If rotating washers is ineffective, or if your broadheads don’t use washers, you can try re-squaring the insert or shaft to see if it makes a difference.
Swap Out Replacement Blades
Like washers, I’ve found that replacement blades are sometimes out of tolerance, causing the butt of the blade to dig into the washer and insert face. This causes poor alignment, despite rotating the washer in different positions. When this is the case, I often swap out blades, trying them in different broadhead ferrules, hoping for a better result. Sometimes it works, sometimes it doesn’t. If the broadhead you’re using doesn’t have removable blades, try one of the following steps.
Change The Surface
There are aftermarket washers available that can improve broadhead-to-shaft alignment. Nylon washers, such as those made by Cir-Cut, or rubber O-ring washers sold by 3Rivers Archery, give just enough to improve broadhead seating. Firenock also makes precisely machined titanium spacers to improve seating tolerances between shafts and broadheads.
Any type of insert that gives a little can also help. I was a big fan of Easton’s Polycarbonate arrow inserts when they were offered years ago. I found them to be tough yet malleable enough to make proper broadhead alignment a breeze.

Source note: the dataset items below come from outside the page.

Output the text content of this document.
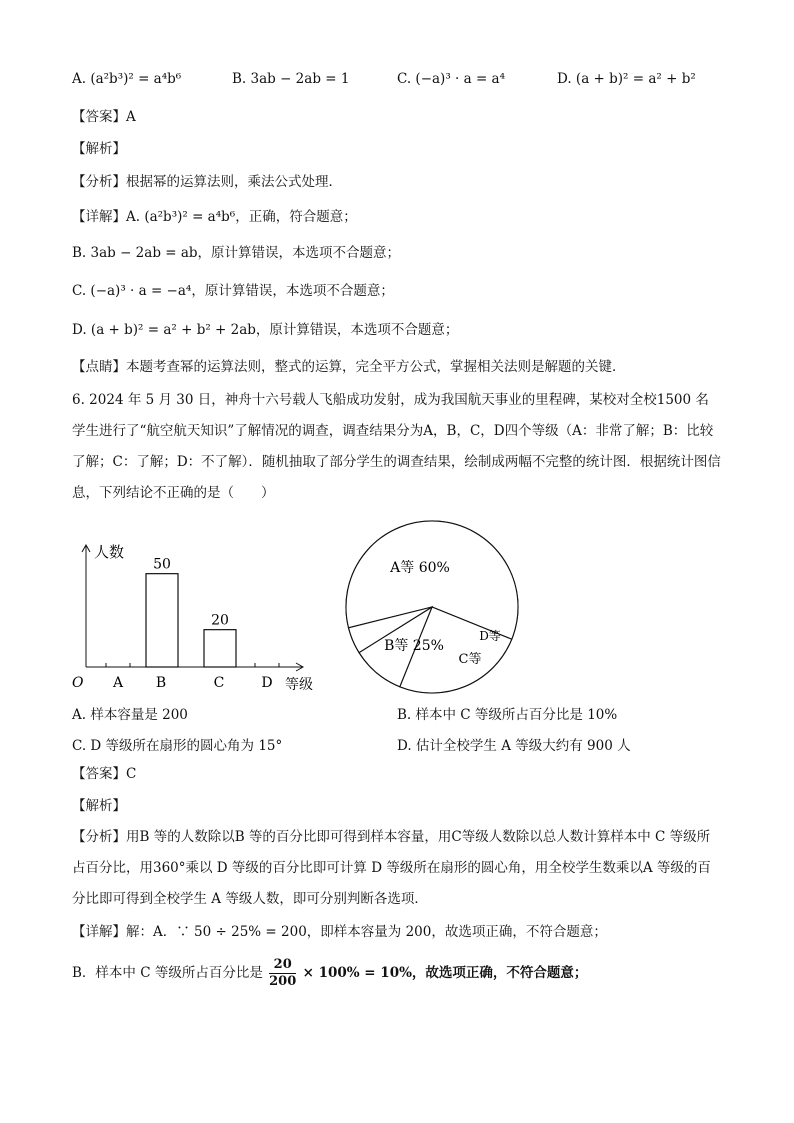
A. (a²b³)² = a⁴b⁶	B. 3ab − 2ab = 1	C. (−a)³ · a = a⁴	D. (a + b)² = a² + b²
【答案】A
【解析】
【分析】根据幂的运算法则，乘法公式处理．
【详解】A. (a²b³)² = a⁴b⁶，正确，符合题意；
B. 3ab − 2ab = ab，原计算错误，本选项不合题意；
C. (−a)³ · a = −a⁴，原计算错误，本选项不合题意；
D. (a + b)² = a² + b² + 2ab，原计算错误，本选项不合题意；
【点睛】本题考查幂的运算法则，整式的运算，完全平方公式，掌握相关法则是解题的关键．
6. 2024 年 5 月 30 日，神舟十六号载人飞船成功发射，成为我国航天事业的里程碑，某校对全校1500 名学生进行了“航空航天知识”了解情况的调查，调查结果分为A，B，C，D四个等级（A：非常了解；B：比较了解；C：了解；D：不了解）．随机抽取了部分学生的调查结果，绘制成两幅不完整的统计图．根据统计图信息，下列结论不正确的是（　　）
人数
等级
O A B
50
C
20
D
A等 60%
B等 25%
C等
D等
A. 样本容量是 200	B. 样本中 C 等级所占百分比是 10%
C. D 等级所在扇形的圆心角为 15°	D. 估计全校学生 A 等级大约有 900 人
【答案】C
【解析】
【分析】用B 等的人数除以B 等的百分比即可得到样本容量，用C等级人数除以总人数计算样本中 C 等级所占百分比，用360°乘以 D 等级的百分比即可计算 D 等级所在扇形的圆心角，用全校学生数乘以A 等级的百分比即可得到全校学生 A 等级人数，即可分别判断各选项．
【详解】解：A．∵ 50 ÷ 25% = 200，即样本容量为 200，故选项正确，不符合题意；
B．样本中 C 等级所占百分比是 $\frac{20}{200} \times 100\% = 10\%$，故选项正确，不符合题意；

Gluing in inserts with slow-cure epoxy is another trick to improve alignment. By attaching inserts to broadheads, then gluing them in, you can rotate the insert and broadhead combination in small 90-degree positions until the broadhead spins better.
Some bowhunters prefer hot-melt glue for this same reason. Once an insert is installed using hot-melt glue, it easily can be heated up again and then rotated with the broadhead already seated. By twisting the broadhead, the insert usually will seat more flush, improving alignment. Bohning and Easton both make quality hot-melt glue that is safe to use with carbon shafts.
Flex The Nose
Gold Tip offers an additional method for improving broadhead alignment. Using the arrow-roller and reference point, you can rotate the shaft slowly while placing the nose of the broadhead next to a reference point. There will be a high and low spot in how the broadhead rotates. Take a pencil and mark the high spot on the arrow shaft or broadhead. You can then remove the shaft and press the high spot of the broadhead against a firm, non-marking surface in an attempt to improve alignment. You are only applying a light amount of resistance with this technique. Be cautious, making sure you’re holding the shaft safely behind the broadhead area to avoid injury.

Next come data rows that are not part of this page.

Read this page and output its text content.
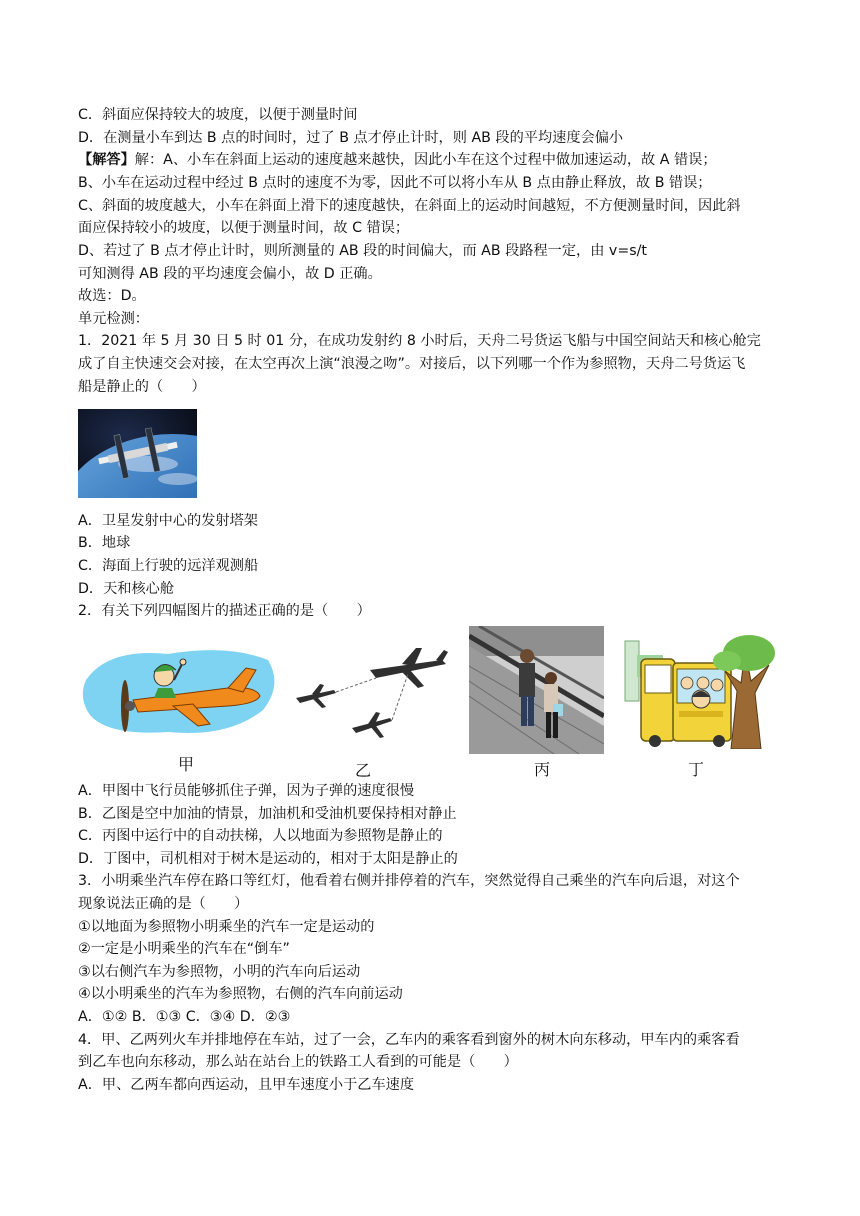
C．斜面应保持较大的坡度，以便于测量时间
D．在测量小车到达 B 点的时间时，过了 B 点才停止计时，则 AB 段的平均速度会偏小
【解答】解：A、小车在斜面上运动的速度越来越快，因此小车在这个过程中做加速运动，故 A 错误；
B、小车在运动过程中经过 B 点时的速度不为零，因此不可以将小车从 B 点由静止释放，故 B 错误；
C、斜面的坡度越大，小车在斜面上滑下的速度越快，在斜面上的运动时间越短，不方便测量时间，因此斜
面应保持较小的坡度，以便于测量时间，故 C 错误；
D、若过了 B 点才停止计时，则所测量的 AB 段的时间偏大，而 AB 段路程一定，由 v=s/t
可知测得 AB 段的平均速度会偏小，故 D 正确。
故选：D。
单元检测：
1．2021 年 5 月 30 日 5 时 01 分，在成功发射约 8 小时后，天舟二号货运飞船与中国空间站天和核心舱完
成了自主快速交会对接，在太空再次上演“浪漫之吻”。对接后，以下列哪一个作为参照物，天舟二号货运飞
船是静止的（　　）
A．卫星发射中心的发射塔架
B．地球
C．海面上行驶的远洋观测船
D．天和核心舱
2．有关下列四幅图片的描述正确的是（　　）
甲	乙	丙	丁
A．甲图中飞行员能够抓住子弹，因为子弹的速度很慢
B．乙图是空中加油的情景，加油机和受油机要保持相对静止
C．丙图中运行中的自动扶梯，人以地面为参照物是静止的
D．丁图中，司机相对于树木是运动的，相对于太阳是静止的
3．小明乘坐汽车停在路口等红灯，他看着右侧并排停着的汽车，突然觉得自己乘坐的汽车向后退，对这个
现象说法正确的是（　　）
①以地面为参照物小明乘坐的汽车一定是运动的
②一定是小明乘坐的汽车在“倒车”
③以右侧汽车为参照物，小明的汽车向后运动
④以小明乘坐的汽车为参照物，右侧的汽车向前运动
A．①② B．①③ C．③④ D．②③
4．甲、乙两列火车并排地停在车站，过了一会，乙车内的乘客看到窗外的树木向东移动，甲车内的乘客看
到乙车也向东移动，那么站在站台上的铁路工人看到的可能是（　　）
A．甲、乙两车都向西运动，且甲车速度小于乙车速度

Using this method allows the threads to mash slightly, eliminating the unsquared surface between the insert and broadhead shank.
Switch Broadhead Brands
Sometimes, switching to a higher-grade product is what’s needed to improve broadhead alignment. I used one particular brand of fixed-blade broadheads for close to a decade, when suddenly the quality seemed “off.”
Out of six broadheads, only three or four would align perfectly with my arrow shafts, no matter what I did, so I switched to a different brand that was more precisely made. Besides improved spinning and concentricity, quality broadheads are more consistent in weight. I prefer broadhead brands that weigh within plus or minus 1 to 1.5 grains of each other.
No arrow performs well unless it’s perfectly balanced. Broadheads that don’t sit flush with the shaft will cause the arrow shaft to flex and vibrate unevenly as it launches from the bow. These mild disruptions will produce drastic point-of-impact differences. Such impact problems are not only bad for a bowhunter’s confidence but absolutely deplorable for hunting. We simply owe it to ourselves and the animals we hunt to be as accurate as possible. By insisting on true-spinning broadheads, you’ll become more effective and ethical as a bowhunter.